Oggi in Italia ci sono 10.149 casi di coronavirus. Ora ci sono semplicemente troppi pazienti per ognuno di loro per ricevere cure adeguate. Medici e infermieri non sono in grado di prendersi cura di tutti. Mancano macchine per ventilare tutte quelle ansimanti per l’aria.
Ora il Collegio italiano di anestesia, analgesia, rianimazione e terapia intensiva (SIAARTI) ha pubblicato le linee guida dal titolo «Raccomandazioni di etica clinica per l’ammissione a trattamenti intensivi e per la loro sospensione in condizioni eccezionali di squilibrio tra necessità e risorse disponibili» per i criteri che i medici e gli infermieri dovrebbero seguire in queste circostanze straordinarie.
Il documento inizia «le previsioni sull’epidemia da Coronavirus (Covid-19) attualmente in corso in alcune regioni italiane stimano per le prossime settimane, in molti centri, un aumento dei casi di insufficienza respiratoria acuta (con necessità di ricovero in Terapia Intensiva) di tale entità da determinare un enorme squilibrio tra le necessità cliniche reali della popolazione e la disponibilità effettiva di risorse intensive. È uno scenario in cui potrebbero essere necessari criteri di accesso alle cure intensive (e di dimissione) non soltanto strettamente di appropriatezza clinica e di proporzionalità delle cure, ma ispirati anche a un criterio il più possibile condiviso di giustizia distributiva e di appropriata allocazione di risorse sanitarie limitate. Uno scenario di questo genere è sostanzialmente assimilabile all’ambito della “medicina delle catastrofi”, per la quale la riflessione etica ha elaborato nel tempo molte concrete indicazioni per i medici e gli infermieri impegnati in scelte difficili. Come estensione del principio di proporzionalità delle cure, l’allocazione in un contesto di grave carenza (shortage) delle risorse sanitarie deve puntare a garantire i trattamenti di carattere intensivo ai pazienti con maggiori possibilità di successo terapeutico: si tratta dunque di privilegiare la “maggior speranza di vita”».

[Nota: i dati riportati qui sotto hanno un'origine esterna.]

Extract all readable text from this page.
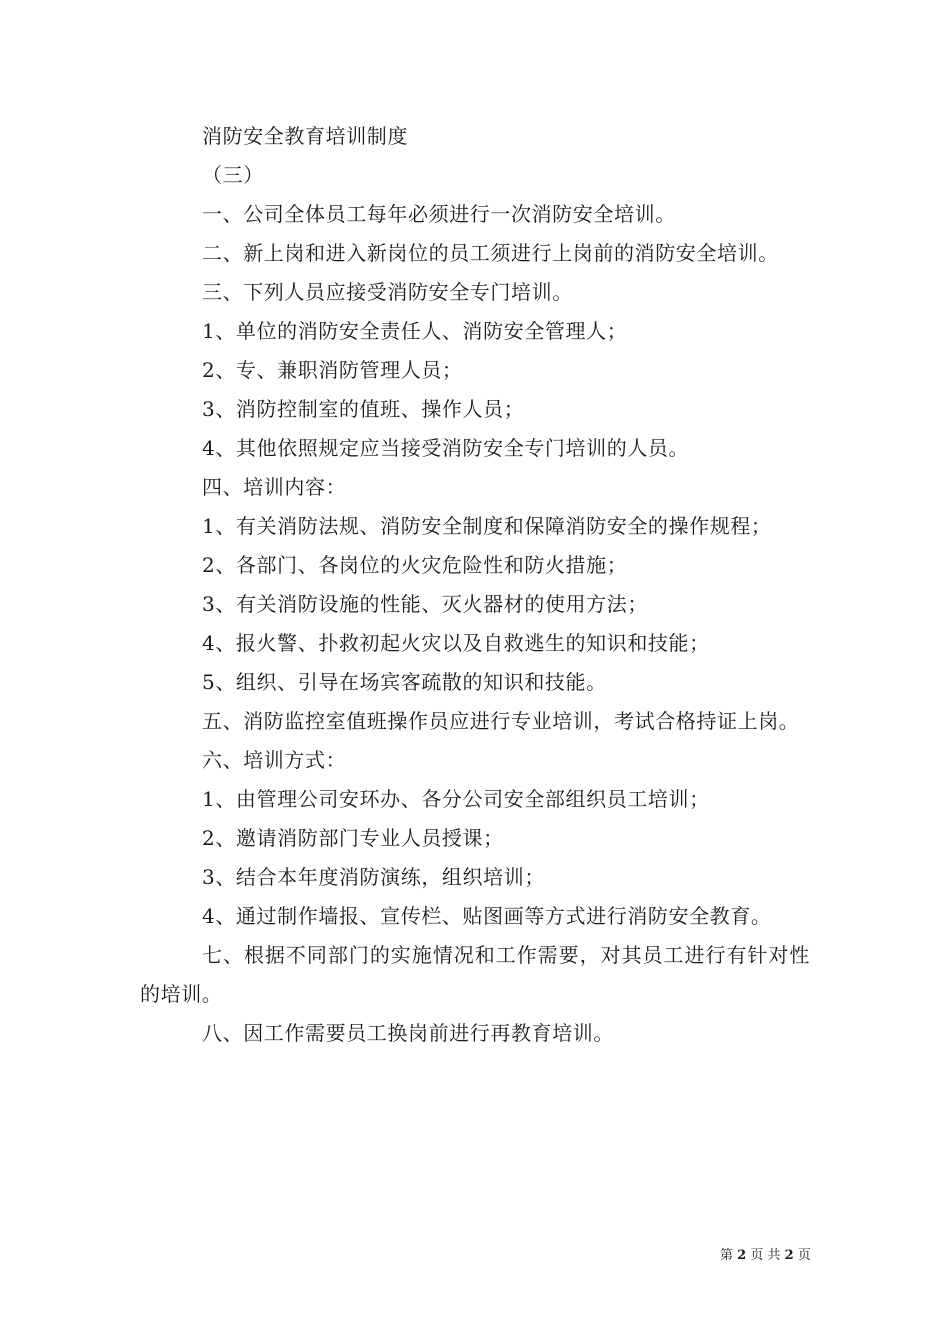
消防安全教育培训制度
（三）
一、公司全体员工每年必须进行一次消防安全培训。
二、新上岗和进入新岗位的员工须进行上岗前的消防安全培训。
三、下列人员应接受消防安全专门培训。
1、单位的消防安全责任人、消防安全管理人；
2、专、兼职消防管理人员；
3、消防控制室的值班、操作人员；
4、其他依照规定应当接受消防安全专门培训的人员。
四、培训内容：
1、有关消防法规、消防安全制度和保障消防安全的操作规程；
2、各部门、各岗位的火灾危险性和防火措施；
3、有关消防设施的性能、灭火器材的使用方法；
4、报火警、扑救初起火灾以及自救逃生的知识和技能；
5、组织、引导在场宾客疏散的知识和技能。
五、消防监控室值班操作员应进行专业培训，考试合格持证上岗。
六、培训方式：
1、由管理公司安环办、各分公司安全部组织员工培训；
2、邀请消防部门专业人员授课；
3、结合本年度消防演练，组织培训；
4、通过制作墙报、宣传栏、贴图画等方式进行消防安全教育。
七、根据不同部门的实施情况和工作需要，对其员工进行有针对性的培训。
八、因工作需要员工换岗前进行再教育培训。
第 2 页 共 2 页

In poche parole paragonando le scelte morali che i medici italiani devono affrontare alle forme di triage belliche necessarie nel campo della “medicina delle catastrofi”, invece di fornire cure intensive a tutti i pazienti che ne hanno bisogno, suggeriscono i suoi autori, sta diventando necessario seguire «i criteri più ampiamente condivisi per quanto riguarda la giustizia distributiva e l’assegnazione appropriata di risorse sanitarie limitate».
Il principio su cui si fondano è utilitaristico. «Informati dal principio di massimizzare i benefici per il maggior numero», suggeriscono che «i criteri di allocazione devono garantire che quei pazienti con le maggiori possibilità di successo terapeutico mantengano l’accesso alle cure intensive»
Gli autori, che sono dei medici, deducono quindi una serie di raccomandazioni concrete su come gestire queste scelte impossibili, tra cui: «Potrebbe essere necessario stabilire un limite di età per l’accesso alle cure intensive».
- I criteri straordinari di ammissione e di dimissione sono flessibili e possono essere adattati localmente alla disponibilità di risorse, alla concreta possibilità di trasferire pazienti, al numero di accessi in atto o previsto. I criteri riguardano tutti i pazienti intensivi, non solo i pazienti infetti con infezione da Covid-19.
- L’allocazione è una scelta complessa e molto delicata, anche per il fatto che un eccessivo aumento straordinario dei letti intensivi non garantirebbe cure adeguate ai singoli pazienti e distoglierebbe risorse, attenzione ed energie ai restanti pazienti ricoverati nelle Terapie Intensive. È da considerare anche l’aumento prevedibile della mortalità per condizioni cliniche non legate all’epidemia in corso, dovuta alla riduzione dell’attività chirurgica ed ambulatoriale elettiva e alla scarsità di risorse intensive.
- Può rendersi necessario porre un limite di età all’ingresso in TI. Non si tratta di compiere scelte meramente di valore, ma di riservare risorse che potrebbero essere scarsissime a chi ha in primis più probabilità di sopravvivenza e secondariamente a chi può avere più anni di vita salvata, in un’ottica di massimizzazione dei benefici per il maggior numero di persone.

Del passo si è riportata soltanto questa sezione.